- Theatrical release poster
- Directed by: Bisharad Basnet
- Starring: Bijay Baral Chhulthim Dolma Gurung Rabindra Jha Kamal Mani Nepal Gaurav Pahari Mariska Pokharel Bholaraj Sapkota Srijana Subba
- Production company: World Wide Films
- Release date: 17 August 2018 (Nepal); ^{[citation needed]}
- Country: Nepal
- Language: Nepali

= Mr. Virgin =

2018 Nepali comedy-drama film

Mr. Virgin is a 2018 Nepali comedy-drama film, directed by Bisharad Basnet in his debut. The film revolves around three men in their mid-thirties, who seek to lose their virginity. The film features Bijay Baral, Chhulthim Dolma Gurung, Rabindra Jha, Kamal Mani Nepal, Gaurav Pahari, Mariska Pokharel, Bholaraj Sapkota, and Srijana Subba.

== Plot ==
Three men — Dhal Bahadur (Gaurav Pahari), Pavitra Prassad (Bijay Baral), and Kumar Kancha (Kamal Mani Nepal) — are in their mid-thirties.
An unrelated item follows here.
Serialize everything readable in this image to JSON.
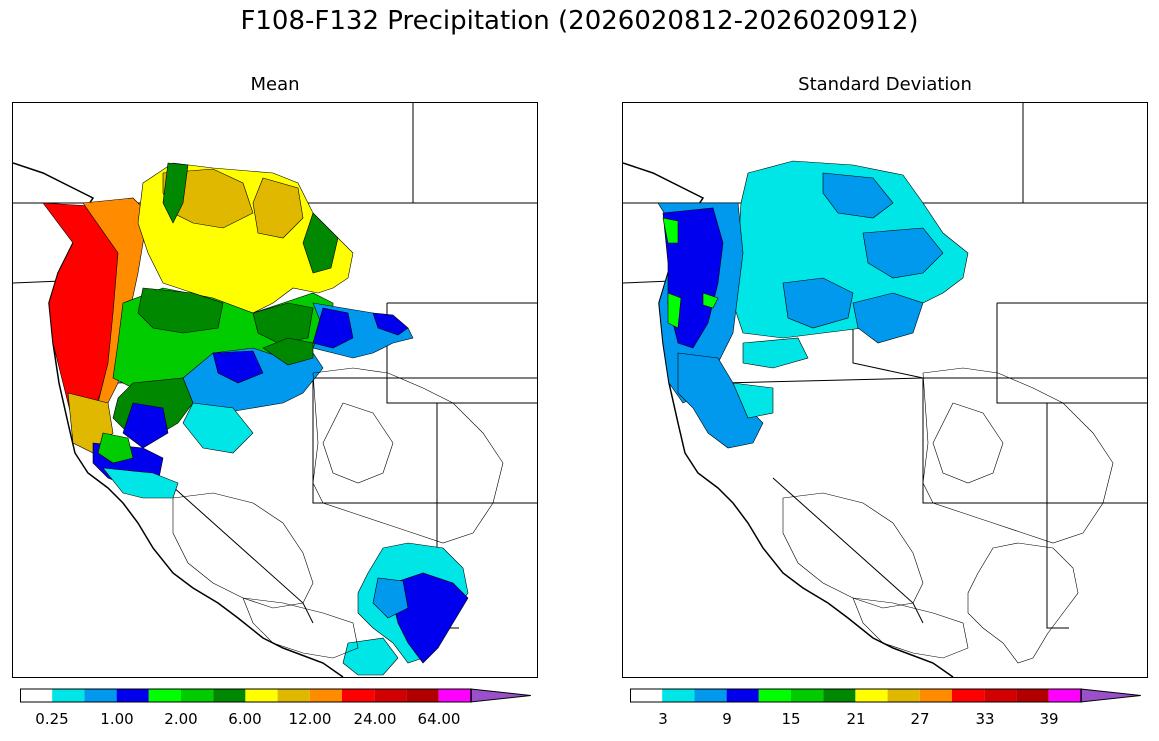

After Chumman Lal (Bholaraj Sapkota) jokes about them still being virgins, they set out to lose their virginity. While searching for girls, they go to Thamel where they meet Pyasi Mohan (Rabindra Jha), a taxi driver, who takes advantage of them.

== Cast ==

- Bijay Baral as Pavitra Parsad
- Chhulthim Dolma Gurung
- Rabindra Jha as Mohan
- Kamal Mani Nepal as Kumar
- Gaurav Pahari as Dal Bahadur
- Mariska Pokharel as Roji
- Bholaraj Sapkota as Chumman Lal
- Srijana Subba

== Production ==
Before playing her role as an escort, actress Mariska Pokharel researched the daily life and lifestyle of call girls. Pokharel said that there were actresses who turned down the role because of the title of the film. She told The Kathmandu Post, "But I found the project compelling and couldn't wait to get started". The film marked the debut for the director Bisharad Basnet.

== Soundtrack ==

Original Motion Picture Soundtrack
| No. | Title | Lyrics | Music | Singer(s) | Length |
|---|---|---|---|---|---|
| 1. | "Tulki" | Suraj Pandit | Suraj Pandit | Suraj Pandit | 4:21 |
| 2. | "Paisa Phek Tamasha Dekh" | Turist Jung BK | Mr. RJ | Sashi Rawal, Mr. RJ | 4:27 |

== Critical reception ==
The Kathmandu Post reported that the film received public criticism for its suggestive title. Gaurav Pahari, the lead actor, responded that notwithstanding its name, the film was not vulgar. He said: "We have tried to explore sexuality and psychology in the film. But just because we have taken a new approach doesn't mean that the film is in anyway vulgar. Experimental yes, but not vulgar. We are hoping to break new ground by bringing what might be Nepal's first sex comedy to screen".

Shashwat Pant of Onlinekhabar wrote, "For a comedy movie, Mr. Virgin does not make the audience laugh. Its inappropriate jokes and clichéd dialogue makes the audience cringe throughout the two hours. Overall the movie is a poor watch".